Although many of these tools claim to be for non-data scientists, they are still beyond the skill of frontline field teams as they go about their day-to-day operations. Any insight is obtained using a standalone analytics tool is also separate from the operational execution that ends up taking place in separate siloed applications downstream. This disconnect means companies still can’t accurately measure their ROI, and rely on surveys and conjecture to justify their investments. What’s missing is the ability to tie actual actions taken back to insights to form a closed-loop system that proves and correlates recommendations to outcomes.
The path to a true enterprise Commercial Graph is more than just a graph database itself. Just like LinkedIn and Facebook it’s about the complete package. Relevant insights and recommended actions have to be delivered through enterprise-class data-driven applications that are both analytical and operational.
With LinkedIn, you get visualizations and insights, in context with your role, profile and your goals. LinkedIn not only suggests jobs you may like based on your work experience and job title, but also connection paths to reach people you want to engage with. As an application, it also allows you to take action right there and then by clicking to apply for that job or, sending that connection request.

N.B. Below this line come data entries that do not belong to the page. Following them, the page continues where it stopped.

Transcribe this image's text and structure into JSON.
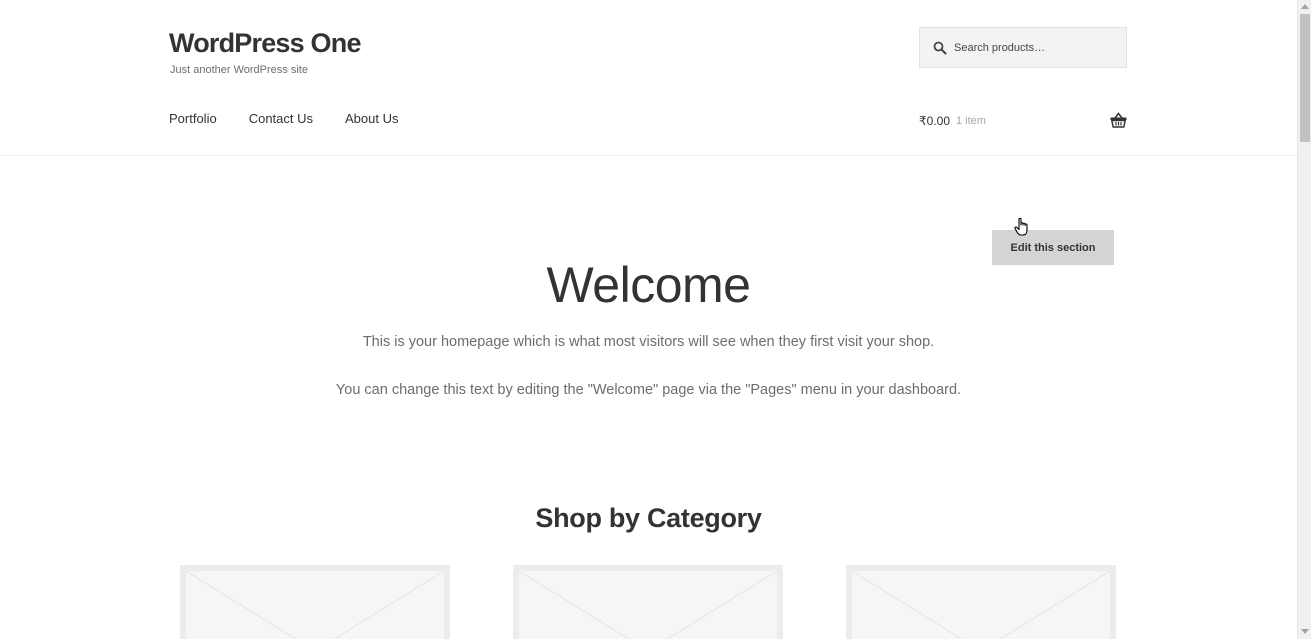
{
  "site": {
    "title": "WordPress One",
    "tagline": "Just another WordPress site"
  },
  "search": {
    "placeholder": "Search products…",
    "icon": "search-icon"
  },
  "nav": {
    "items": [
      {
        "label": "Portfolio"
      },
      {
        "label": "Contact Us"
      },
      {
        "label": "About Us"
      }
    ]
  },
  "cart": {
    "amount": "₹0.00",
    "count": "1 item",
    "icon": "basket-icon"
  },
  "edit_section": {
    "label": "Edit this section"
  },
  "welcome": {
    "title": "Welcome",
    "paragraph1": "This is your homepage which is what most visitors will see when they first visit your shop.",
    "paragraph2": "You can change this text by editing the \"Welcome\" page via the \"Pages\" menu in your dashboard."
  },
  "shop": {
    "section_title": "Shop by Category",
    "category_count": 3
  },
  "colors": {
    "text_dark": "#333333",
    "text_muted": "#6d6d6d",
    "button_bg": "#d4d4d4",
    "search_bg": "#f3f3f2"
  }
}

In an equivalent data-driven application for the enterprise, a sales person may receive recommendations on actions they should take to meet this quarter’s sales targets that they can execute on, without having to switch to another application. For marketing it may offer recommendations on specific segments to target for campaigns, by understanding the historical success of previous efforts. For compliance teams it may alert or flag possible regulatory violations and enable lock-down or change in processes and procedures directly through the data-driven application.

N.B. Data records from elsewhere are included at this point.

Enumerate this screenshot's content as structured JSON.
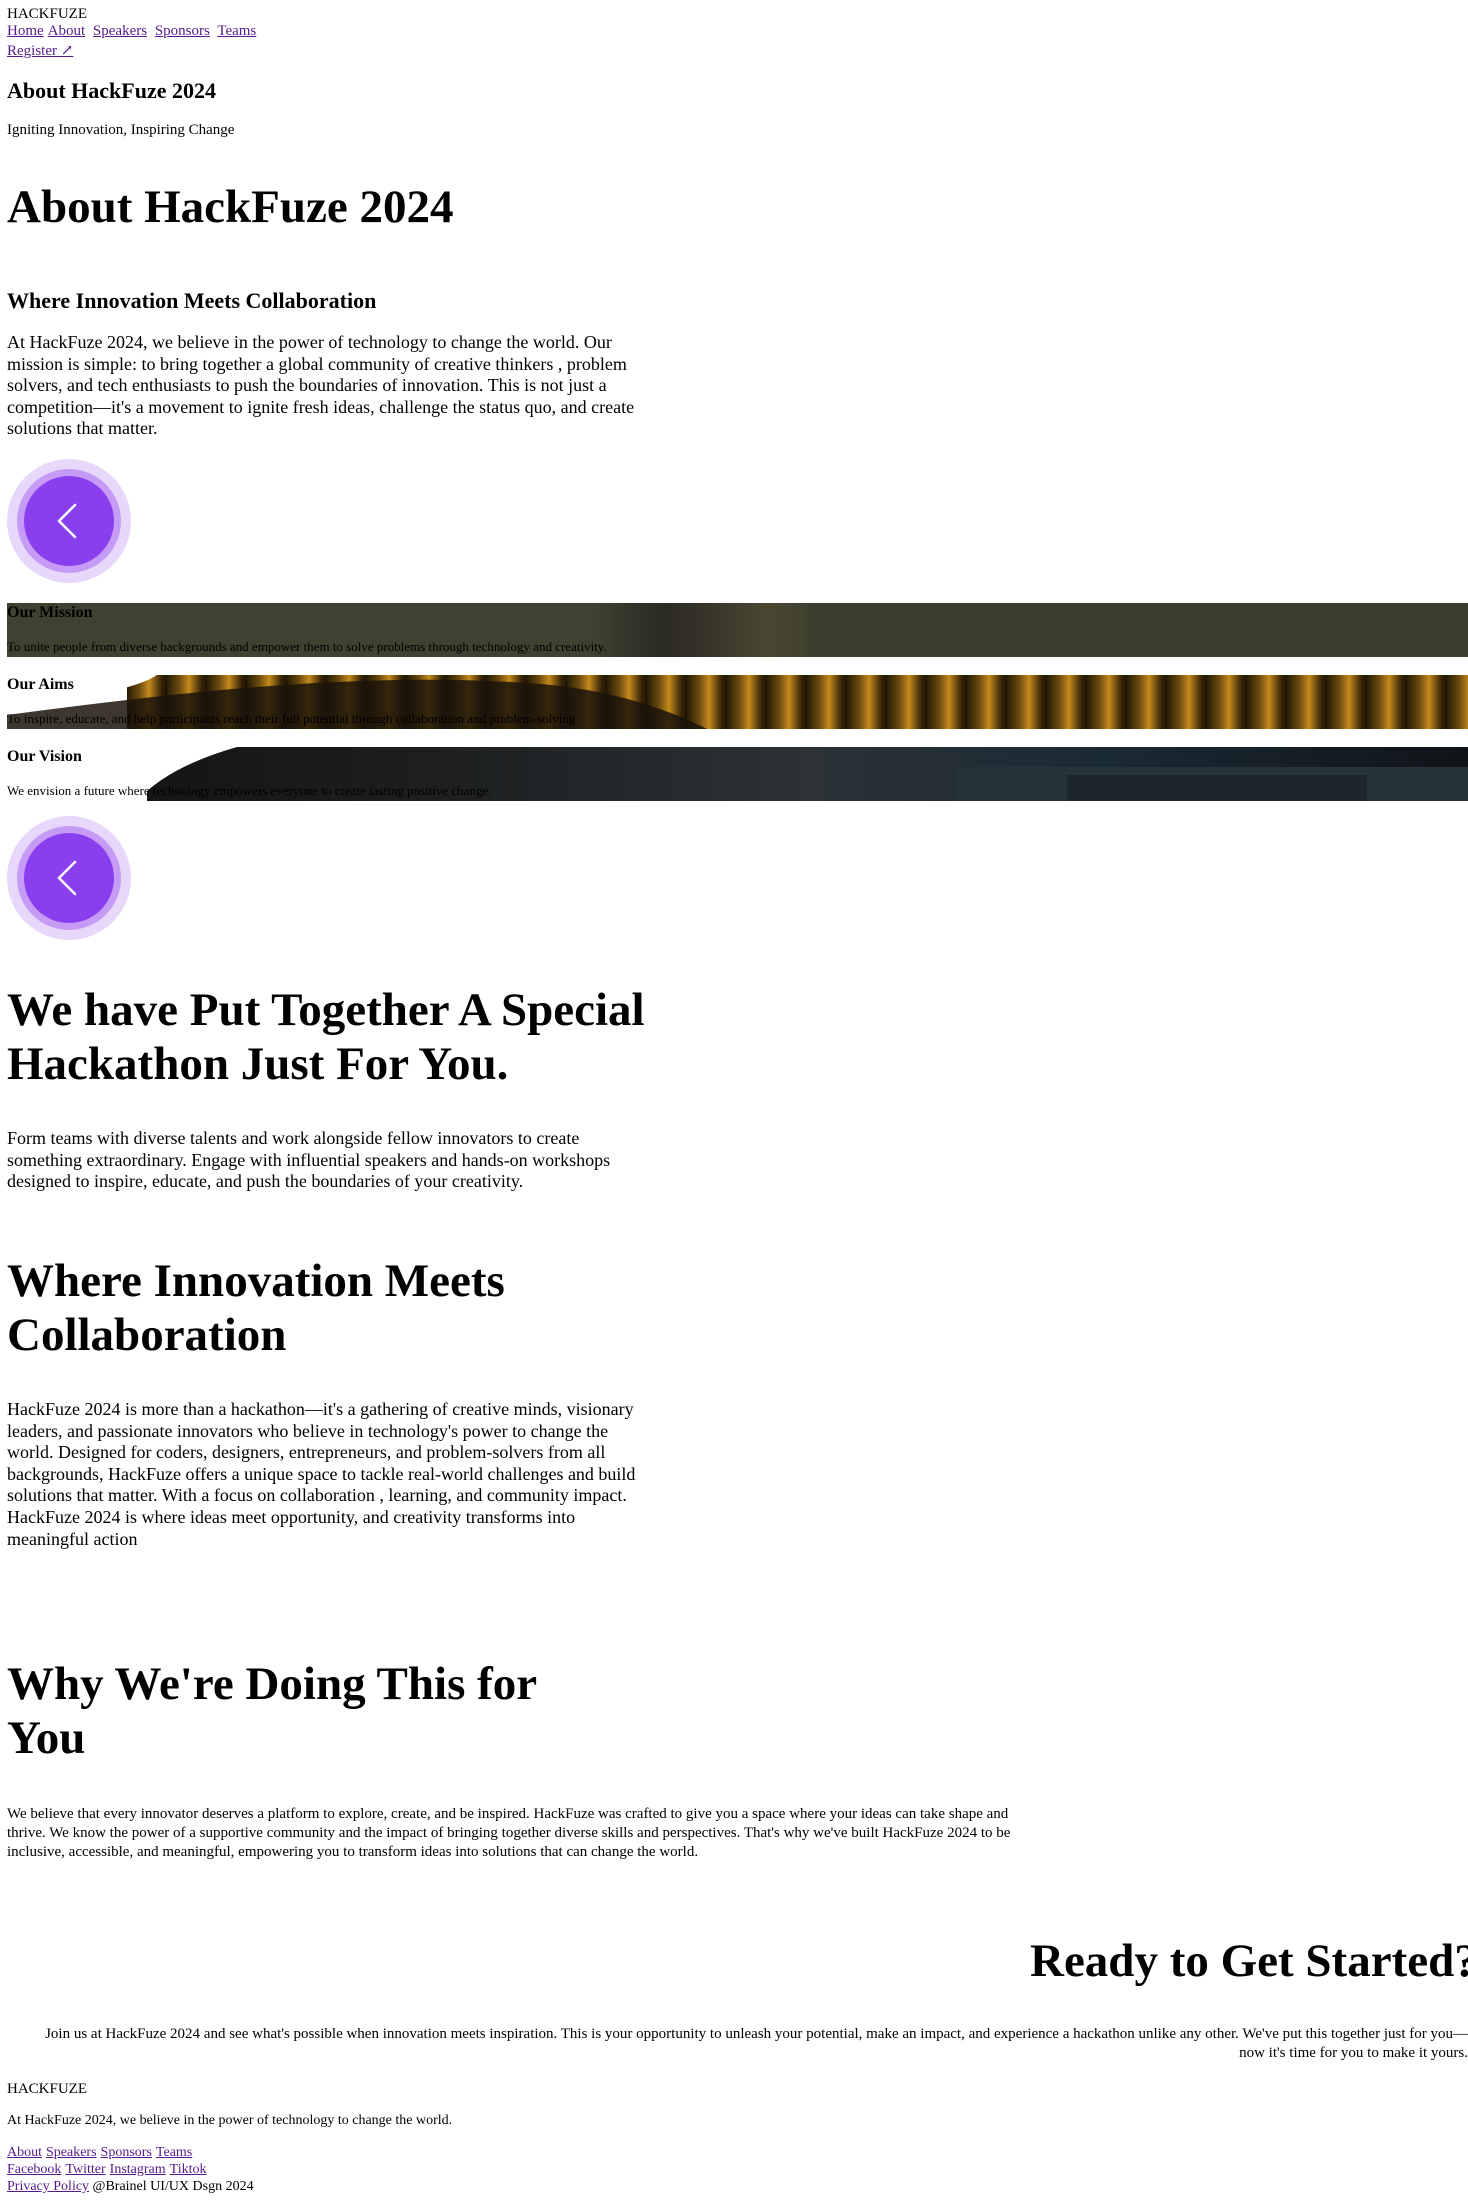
{
  "header": {
    "logo": "HACKFUZE",
    "nav": [
      "Home",
      "About",
      "Speakers",
      "Sponsors",
      "Teams"
    ],
    "register": "Register ↗"
  },
  "hero": {
    "title": "About HackFuze 2024",
    "tagline": "Igniting Innovation, Inspiring Change"
  },
  "about": {
    "title": "About HackFuze 2024",
    "subtitle": "Where Innovation Meets Collaboration",
    "text": "At HackFuze 2024, we believe in the power of technology to change the world. Our mission is simple: to bring together a global community of creative thinkers , problem solvers, and tech enthusiasts to push the boundaries of innovation. This is not just a competition—it's a movement to ignite fresh ideas, challenge the status quo, and create solutions that matter."
  },
  "strips": [
    {
      "heading": "Our Mission",
      "text": "To unite people from diverse backgrounds and empower them to solve problems through technology and creativity."
    },
    {
      "heading": "Our Aims",
      "text": "To inspire, educate, and help participants reach their full potential through collaboration and problem-solving"
    },
    {
      "heading": "Our Vision",
      "text": "We envision a future where technology empowers everyone to create lasting positive change."
    }
  ],
  "special": {
    "title": "We have Put Together A Special Hackathon Just For You.",
    "text": "Form teams with diverse talents and work alongside fellow innovators to create something extraordinary. Engage with influential speakers and hands-on workshops designed to inspire, educate, and push the boundaries of your creativity."
  },
  "innovation": {
    "title": "Where Innovation Meets Collaboration",
    "text": "HackFuze 2024 is more than a hackathon—it's a gathering of creative minds, visionary leaders, and passionate innovators who believe in technology's power to change the world. Designed for coders, designers, entrepreneurs, and problem-solvers from all backgrounds, HackFuze offers a unique space to tackle real-world challenges and build solutions that matter. With a focus on collaboration , learning, and community impact. HackFuze 2024 is where ideas meet opportunity, and creativity transforms into meaningful action"
  },
  "why": {
    "title": "Why We're Doing This for You",
    "text": "We believe that every innovator deserves a platform to explore, create, and be inspired. HackFuze was crafted to give you a space where your ideas can take shape and thrive. We know the power of a supportive community and the impact of bringing together diverse skills and perspectives. That's why we've built HackFuze 2024 to be inclusive, accessible, and meaningful, empowering you to transform ideas into solutions that can change the world."
  },
  "ready": {
    "title": "Ready to Get Started?",
    "text": "Join us at HackFuze 2024 and see what's possible when innovation meets inspiration. This is your opportunity to unleash your potential, make an impact, and experience a hackathon unlike any other. We've put this together just for you—now it's time for you to make it yours."
  },
  "footer": {
    "logo": "HACKFUZE",
    "tagline": "At HackFuze 2024, we believe in the power of technology to change the world.",
    "links": [
      "About",
      "Speakers",
      "Sponsors",
      "Teams"
    ],
    "social": [
      "Facebook",
      "Twitter",
      "Instagram",
      "Tiktok"
    ],
    "privacy": "Privacy Policy",
    "credit": "@Brainel UI/UX Dsgn 2024"
  },
  "colors": {
    "link": "#551a8b",
    "button_outer": "#e7d8fb",
    "button_mid": "#c69bf6",
    "button_core": "#8a3fee"
  },
  "icons": {
    "prev_button": "chevron-left-icon"
  }
}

Data-driven applications must be backed by new Big Data tools and databases to bring together and make data reliable across external and internal sources, while auditing and clarifying how data is used from sourcing all the way to delivered result. The added bonus of a closed-loop is that recommended actions can continuously improve through deep learning, making the next set of predictions and prescriptive actions even more likely to yield the desired outcomes.

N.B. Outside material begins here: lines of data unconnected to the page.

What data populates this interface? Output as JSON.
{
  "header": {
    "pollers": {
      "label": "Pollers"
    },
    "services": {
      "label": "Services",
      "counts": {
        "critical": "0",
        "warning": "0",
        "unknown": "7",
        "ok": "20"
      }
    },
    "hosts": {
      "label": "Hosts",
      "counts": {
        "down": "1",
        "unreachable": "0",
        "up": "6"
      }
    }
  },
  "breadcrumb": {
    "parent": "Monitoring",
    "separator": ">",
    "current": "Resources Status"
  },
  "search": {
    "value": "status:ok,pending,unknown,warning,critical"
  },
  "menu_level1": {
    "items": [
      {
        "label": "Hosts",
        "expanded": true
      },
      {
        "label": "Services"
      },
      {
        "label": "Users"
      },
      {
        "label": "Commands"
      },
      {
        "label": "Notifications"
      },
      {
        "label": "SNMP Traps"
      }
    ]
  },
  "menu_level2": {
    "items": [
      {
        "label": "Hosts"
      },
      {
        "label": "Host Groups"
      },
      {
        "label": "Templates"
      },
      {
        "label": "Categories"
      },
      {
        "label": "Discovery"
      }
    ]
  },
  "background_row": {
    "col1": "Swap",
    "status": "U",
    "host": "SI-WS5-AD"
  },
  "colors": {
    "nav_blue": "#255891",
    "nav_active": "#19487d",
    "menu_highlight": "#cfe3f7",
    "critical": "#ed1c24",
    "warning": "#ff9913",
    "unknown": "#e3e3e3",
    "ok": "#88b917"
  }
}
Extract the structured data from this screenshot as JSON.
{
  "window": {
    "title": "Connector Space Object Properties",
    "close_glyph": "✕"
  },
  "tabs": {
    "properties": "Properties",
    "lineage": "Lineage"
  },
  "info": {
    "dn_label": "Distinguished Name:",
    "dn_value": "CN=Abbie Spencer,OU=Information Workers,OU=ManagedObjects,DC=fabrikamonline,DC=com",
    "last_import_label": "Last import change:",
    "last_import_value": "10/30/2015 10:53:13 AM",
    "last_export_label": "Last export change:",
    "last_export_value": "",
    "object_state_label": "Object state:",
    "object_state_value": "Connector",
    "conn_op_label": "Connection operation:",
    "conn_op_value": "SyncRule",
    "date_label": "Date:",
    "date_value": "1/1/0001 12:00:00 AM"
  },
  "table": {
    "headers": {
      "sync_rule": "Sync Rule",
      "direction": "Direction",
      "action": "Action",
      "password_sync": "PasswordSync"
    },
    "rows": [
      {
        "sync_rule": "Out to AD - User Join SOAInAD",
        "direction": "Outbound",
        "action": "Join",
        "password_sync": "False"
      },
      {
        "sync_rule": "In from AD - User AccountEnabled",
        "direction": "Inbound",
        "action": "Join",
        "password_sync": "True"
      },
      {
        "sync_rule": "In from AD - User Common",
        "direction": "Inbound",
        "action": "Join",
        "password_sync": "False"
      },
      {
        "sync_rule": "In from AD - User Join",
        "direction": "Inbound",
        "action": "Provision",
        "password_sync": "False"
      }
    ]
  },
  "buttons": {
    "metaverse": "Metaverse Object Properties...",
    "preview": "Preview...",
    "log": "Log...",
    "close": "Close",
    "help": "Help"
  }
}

Companies must get the right data, in the hands of the right users, and at the right time. Successfully deploying a new breed of enterprise data-driven applications requires a modern data management foundation that includes an enterprise Commercial graph. Rather than spending time managing data lakes, they should be delivering immediately consumable, purified insights direct to their business teams. Giving them the ease-of-use and agility needed to be competitive in today’s market.